Entertainment, which includes the Paramount studio, swung to a loss of $12.6 million from earnings of $57.1 million a year ago despite a 24 percent jump in revenues. The company cited higher costs for prints and advertising, and the timing of film releases and the recognition of associated expenses.

Viacom's board voted on June 14 to split Viacom into two separately traded public companies, one centered on MTV and the company's other cable networks including VH1 and Nickelodeon; the other company will include CBS and Viacom's radio and outdoor advertising holdings.

On Thursday, Viacom also presented additional details on how the split will work. The cable networks company will not initially pay a dividend, focusing instead on growth, while the TV-centered company will pay a relatively high dividend.

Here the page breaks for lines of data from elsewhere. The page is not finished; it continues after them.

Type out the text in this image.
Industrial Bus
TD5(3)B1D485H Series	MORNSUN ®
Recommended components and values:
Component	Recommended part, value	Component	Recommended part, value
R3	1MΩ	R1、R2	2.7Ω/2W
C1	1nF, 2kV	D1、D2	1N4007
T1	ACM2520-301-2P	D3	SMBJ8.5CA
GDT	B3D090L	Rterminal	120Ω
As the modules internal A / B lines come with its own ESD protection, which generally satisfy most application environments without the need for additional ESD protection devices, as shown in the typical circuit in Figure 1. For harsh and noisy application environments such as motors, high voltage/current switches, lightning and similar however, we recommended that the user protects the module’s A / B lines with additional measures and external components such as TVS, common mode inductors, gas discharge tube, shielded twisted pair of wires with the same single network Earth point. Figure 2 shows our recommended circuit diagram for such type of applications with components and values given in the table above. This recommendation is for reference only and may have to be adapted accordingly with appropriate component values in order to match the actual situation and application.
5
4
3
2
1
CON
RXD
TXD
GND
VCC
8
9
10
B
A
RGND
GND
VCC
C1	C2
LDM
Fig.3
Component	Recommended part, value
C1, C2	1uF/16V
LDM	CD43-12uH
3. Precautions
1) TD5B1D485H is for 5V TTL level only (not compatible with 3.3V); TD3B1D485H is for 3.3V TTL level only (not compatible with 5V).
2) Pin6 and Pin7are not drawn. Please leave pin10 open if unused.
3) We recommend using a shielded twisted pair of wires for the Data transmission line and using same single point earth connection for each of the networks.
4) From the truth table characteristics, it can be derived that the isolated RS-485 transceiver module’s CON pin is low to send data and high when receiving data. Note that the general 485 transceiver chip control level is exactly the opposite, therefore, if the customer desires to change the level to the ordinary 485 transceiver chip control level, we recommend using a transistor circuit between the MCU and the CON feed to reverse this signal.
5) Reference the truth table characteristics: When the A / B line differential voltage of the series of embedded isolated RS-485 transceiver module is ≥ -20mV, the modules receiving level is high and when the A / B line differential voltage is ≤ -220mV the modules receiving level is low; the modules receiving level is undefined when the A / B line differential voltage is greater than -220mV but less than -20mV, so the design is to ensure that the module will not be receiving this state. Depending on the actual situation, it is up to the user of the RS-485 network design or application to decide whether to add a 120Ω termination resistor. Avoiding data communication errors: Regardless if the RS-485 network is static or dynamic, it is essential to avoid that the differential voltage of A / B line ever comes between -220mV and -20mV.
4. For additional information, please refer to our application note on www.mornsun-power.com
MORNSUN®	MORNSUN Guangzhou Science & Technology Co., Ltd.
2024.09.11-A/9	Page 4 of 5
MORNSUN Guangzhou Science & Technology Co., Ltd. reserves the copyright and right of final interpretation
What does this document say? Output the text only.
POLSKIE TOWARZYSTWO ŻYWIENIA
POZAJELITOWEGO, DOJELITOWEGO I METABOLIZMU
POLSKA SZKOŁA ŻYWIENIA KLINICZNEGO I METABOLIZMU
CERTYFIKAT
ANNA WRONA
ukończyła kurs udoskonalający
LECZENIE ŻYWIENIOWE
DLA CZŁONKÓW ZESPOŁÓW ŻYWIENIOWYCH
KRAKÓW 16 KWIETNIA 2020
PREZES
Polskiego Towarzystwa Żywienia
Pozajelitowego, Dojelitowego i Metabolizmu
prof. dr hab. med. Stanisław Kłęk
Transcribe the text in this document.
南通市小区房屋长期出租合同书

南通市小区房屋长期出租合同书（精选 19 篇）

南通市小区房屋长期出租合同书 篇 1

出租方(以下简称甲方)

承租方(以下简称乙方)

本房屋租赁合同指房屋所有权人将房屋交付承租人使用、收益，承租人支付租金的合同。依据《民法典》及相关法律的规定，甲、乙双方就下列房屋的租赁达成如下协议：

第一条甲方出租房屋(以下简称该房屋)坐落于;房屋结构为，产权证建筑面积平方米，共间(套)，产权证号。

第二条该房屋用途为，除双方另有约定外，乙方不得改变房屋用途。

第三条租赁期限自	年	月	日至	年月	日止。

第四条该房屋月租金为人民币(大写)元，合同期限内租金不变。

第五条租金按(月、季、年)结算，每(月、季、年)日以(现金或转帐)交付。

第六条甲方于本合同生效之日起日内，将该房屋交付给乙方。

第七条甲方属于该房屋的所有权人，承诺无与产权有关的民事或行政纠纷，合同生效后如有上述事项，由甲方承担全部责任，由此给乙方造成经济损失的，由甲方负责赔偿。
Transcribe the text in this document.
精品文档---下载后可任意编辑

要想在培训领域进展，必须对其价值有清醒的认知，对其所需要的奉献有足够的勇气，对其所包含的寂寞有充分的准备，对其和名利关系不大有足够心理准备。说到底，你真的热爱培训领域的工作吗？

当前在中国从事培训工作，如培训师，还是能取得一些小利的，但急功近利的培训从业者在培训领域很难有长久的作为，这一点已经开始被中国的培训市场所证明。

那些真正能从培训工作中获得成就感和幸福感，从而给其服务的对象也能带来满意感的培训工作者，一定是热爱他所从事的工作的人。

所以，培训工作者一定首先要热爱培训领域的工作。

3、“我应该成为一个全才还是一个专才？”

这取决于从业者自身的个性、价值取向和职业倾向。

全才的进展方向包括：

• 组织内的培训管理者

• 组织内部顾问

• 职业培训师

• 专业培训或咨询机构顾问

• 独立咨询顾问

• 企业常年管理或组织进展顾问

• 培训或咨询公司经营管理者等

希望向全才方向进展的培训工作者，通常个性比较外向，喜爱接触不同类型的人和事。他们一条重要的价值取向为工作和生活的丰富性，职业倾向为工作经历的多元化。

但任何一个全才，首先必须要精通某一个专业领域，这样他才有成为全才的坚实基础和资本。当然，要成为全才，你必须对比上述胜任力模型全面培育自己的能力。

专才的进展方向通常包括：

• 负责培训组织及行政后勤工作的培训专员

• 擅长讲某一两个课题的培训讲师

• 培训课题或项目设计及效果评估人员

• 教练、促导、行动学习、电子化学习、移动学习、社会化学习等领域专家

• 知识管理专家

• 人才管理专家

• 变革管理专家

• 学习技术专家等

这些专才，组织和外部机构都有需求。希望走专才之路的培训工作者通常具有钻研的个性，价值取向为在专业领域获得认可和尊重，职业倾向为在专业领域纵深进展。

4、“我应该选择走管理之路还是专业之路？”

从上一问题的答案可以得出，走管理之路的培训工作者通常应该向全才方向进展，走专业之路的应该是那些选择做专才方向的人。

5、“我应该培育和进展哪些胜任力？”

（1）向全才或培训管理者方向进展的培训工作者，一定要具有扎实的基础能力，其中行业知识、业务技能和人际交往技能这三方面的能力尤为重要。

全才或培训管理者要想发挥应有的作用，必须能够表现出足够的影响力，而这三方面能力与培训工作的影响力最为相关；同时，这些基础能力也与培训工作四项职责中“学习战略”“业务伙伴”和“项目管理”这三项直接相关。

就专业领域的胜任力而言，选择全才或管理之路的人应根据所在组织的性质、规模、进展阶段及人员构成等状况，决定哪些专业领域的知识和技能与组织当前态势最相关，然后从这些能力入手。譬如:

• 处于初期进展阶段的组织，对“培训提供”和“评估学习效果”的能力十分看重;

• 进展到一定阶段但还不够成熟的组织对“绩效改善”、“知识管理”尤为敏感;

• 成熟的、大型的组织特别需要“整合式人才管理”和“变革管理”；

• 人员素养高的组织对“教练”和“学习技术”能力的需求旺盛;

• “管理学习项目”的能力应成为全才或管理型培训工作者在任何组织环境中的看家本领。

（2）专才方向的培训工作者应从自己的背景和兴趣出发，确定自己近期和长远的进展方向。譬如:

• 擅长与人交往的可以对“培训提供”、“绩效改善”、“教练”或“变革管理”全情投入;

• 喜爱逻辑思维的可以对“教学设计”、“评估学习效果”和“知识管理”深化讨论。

Viacom executives say the split is aimed at allowing investors to choose between the two different types of assets, the cable networks seen as being more appealing to growth investors, while the high cash flow aspects of the TV and radio businesses would appeal to investors seeking stability and yield.

The split also resolves the looming issue of who would succeed Redstone, who is 82 years old, as CEO.

The cable networks company, which will keep the Viacom name, will be headed by MTV's longtime chief Tom Freston, while the other company, to be called CBS Corp., will be led by television veteran Les Moonves. Redstone will continue as chairman and controlling shareholder of both companies.

Both men currently hold the title of co-president and co-chief operating officer, and before the split-up had been announced they had been seen as competing to succeed Redstone as head of the entire company.

"Consolidation was a necessary and positive trend in the evolution of these businesses," Redstone said on the conference call. "But we have entered a new era of rapid technological change and global competition. Bulk will not ensure success."

The split essentially undoes the merger between Viacom and CBS, which was announced in 1999. Viacom had also made a number of other acquisitions over the years, including the Paramount movie studio and the Blockbuster video rental chain.

However, investors have soured on the stocks of large media conglomerates recently, seeing few advantages of owning widely different types of media businesses under one roof. Viacom split off Blockbuster last year, and radio giant Clear Channel Communications Inc. said in April it would spin off its live entertainment business.